3.3.8. measurement on a certified reference material (CRM)
Traceability may be demonstrated through comparison of measurement results on a certified matrix CRM with the certified value(s). This procedure can reduce the uncertainty compared to the use of a pure substance RM where there is a suitable matrix CRM available. If the value of the CRM is traceable to SI, then these measurements provide traceability to SI units and the evaluation of the uncertainty utilising reference materials is discussed in 7.5. However, even in this case, the uncertainty on the result may be unacceptably large or even unquantifiable, particularly if there is not a good match between the composition of the sample and the reference material.
3.3.9. measurement using an accepted procedure.

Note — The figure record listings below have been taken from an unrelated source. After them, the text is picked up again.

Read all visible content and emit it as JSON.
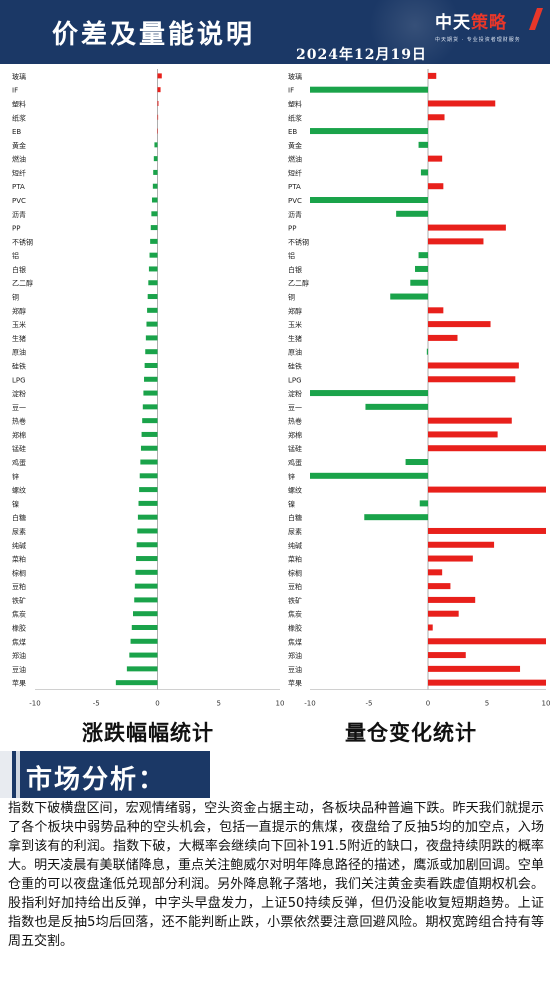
{
  "header": {
    "title": "价差及量能说明",
    "date": "2024年12月19日",
    "logo_main_part1": "中天",
    "logo_main_part2": "策略",
    "logo_sub": "中天期货 · 专业投资者理财服务"
  },
  "captions": {
    "left": "涨跌幅幅统计",
    "right": "量仓变化统计"
  },
  "analysis": {
    "title": "市场分析：",
    "text": "指数下破横盘区间，宏观情绪弱，空头资金占据主动，各板块品种普遍下跌。昨天我们就提示了各个板块中弱势品种的空头机会，包括一直提示的焦煤，夜盘给了反抽5均的加空点，入场拿到该有的利润。指数下破，大概率会继续向下回补191.5附近的缺口，夜盘持续阴跌的概率大。明天凌晨有美联储降息，重点关注鲍威尔对明年降息路径的描述，鹰派或加剧回调。空单仓重的可以夜盘逢低兑现部分利润。另外降息靴子落地，我们关注黄金卖看跌虚值期权机会。股指利好加持给出反弹，中字头早盘发力，上证50持续反弹，但仍没能收复短期趋势。上证指数也是反抽5均后回落，还不能判断止跌，小票依然要注意回避风险。期权宽跨组合持有等周五交割。"
  },
  "chart_data": [
    {
      "type": "bar",
      "orientation": "horizontal",
      "title": "涨跌幅幅统计",
      "xlim": [
        -10,
        10
      ],
      "xticks": [
        -10,
        -5,
        0,
        5,
        10
      ],
      "grid": false,
      "colors": {
        "positive": "#e8201b",
        "negative": "#1aa34a"
      },
      "categories": [
        "玻璃",
        "IF",
        "塑料",
        "纸浆",
        "EB",
        "黄金",
        "燃油",
        "短纤",
        "PTA",
        "PVC",
        "沥青",
        "PP",
        "不锈钢",
        "铝",
        "白银",
        "乙二醇",
        "铜",
        "郑醇",
        "玉米",
        "生猪",
        "原油",
        "硅铁",
        "LPG",
        "淀粉",
        "豆一",
        "热卷",
        "郑棉",
        "锰硅",
        "鸡蛋",
        "锌",
        "螺纹",
        "镍",
        "白糖",
        "尿素",
        "纯碱",
        "菜粕",
        "棕榈",
        "豆粕",
        "铁矿",
        "焦炭",
        "橡胶",
        "焦煤",
        "郑油",
        "豆油",
        "苹果"
      ],
      "values": [
        0.35,
        0.25,
        0.08,
        0.05,
        0.0,
        -0.25,
        -0.3,
        -0.35,
        -0.38,
        -0.45,
        -0.5,
        -0.55,
        -0.6,
        -0.65,
        -0.7,
        -0.75,
        -0.8,
        -0.85,
        -0.9,
        -0.95,
        -1.0,
        -1.05,
        -1.1,
        -1.15,
        -1.2,
        -1.25,
        -1.3,
        -1.35,
        -1.4,
        -1.45,
        -1.5,
        -1.55,
        -1.6,
        -1.65,
        -1.7,
        -1.75,
        -1.8,
        -1.85,
        -1.9,
        -2.0,
        -2.1,
        -2.2,
        -2.3,
        -2.5,
        -3.4
      ]
    },
    {
      "type": "bar",
      "orientation": "horizontal",
      "title": "量仓变化统计",
      "xlim": [
        -10,
        10
      ],
      "xticks": [
        -10,
        -5,
        0,
        5,
        10
      ],
      "grid": false,
      "colors": {
        "positive": "#e8201b",
        "negative": "#1aa34a"
      },
      "categories": [
        "玻璃",
        "IF",
        "塑料",
        "纸浆",
        "EB",
        "黄金",
        "燃油",
        "短纤",
        "PTA",
        "PVC",
        "沥青",
        "PP",
        "不锈钢",
        "铝",
        "白银",
        "乙二醇",
        "铜",
        "郑醇",
        "玉米",
        "生猪",
        "原油",
        "硅铁",
        "LPG",
        "淀粉",
        "豆一",
        "热卷",
        "郑棉",
        "锰硅",
        "鸡蛋",
        "锌",
        "螺纹",
        "镍",
        "白糖",
        "尿素",
        "纯碱",
        "菜粕",
        "棕榈",
        "豆粕",
        "铁矿",
        "焦炭",
        "橡胶",
        "焦煤",
        "郑油",
        "豆油",
        "苹果"
      ],
      "values": [
        0.7,
        -10,
        5.7,
        1.4,
        -10,
        -0.8,
        1.2,
        -0.6,
        1.3,
        -10,
        -2.7,
        6.6,
        4.7,
        -0.8,
        -1.1,
        -1.5,
        -3.2,
        1.3,
        5.3,
        2.5,
        -0.1,
        7.7,
        7.4,
        -10,
        -5.3,
        7.1,
        5.9,
        10,
        -1.9,
        -10,
        10,
        -0.7,
        -5.4,
        10,
        5.6,
        3.8,
        1.2,
        1.9,
        4.0,
        2.6,
        0.4,
        10,
        3.2,
        7.8,
        10
      ]
    }
  ]
}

Adequate comparability can often only be achieved through use of a closely defined and generally accepted procedure. The procedure will normally be defined in terms of input parameters; for example a specified set of extraction times, particle sizes etc. The results of applying such a procedure are considered traceable when the values of these input parameters are traceable to stated references in the usual way. The uncertainty on the results arises both from uncertainties in the specified input parameters and from the effects of incomplete specification and variability in execution (see section 7.8.1.). Where the results of an alternative method are expected to be comparable to the results of such an accepted procedure, traceability to the accepted values is achieved by comparing the results of the two methods.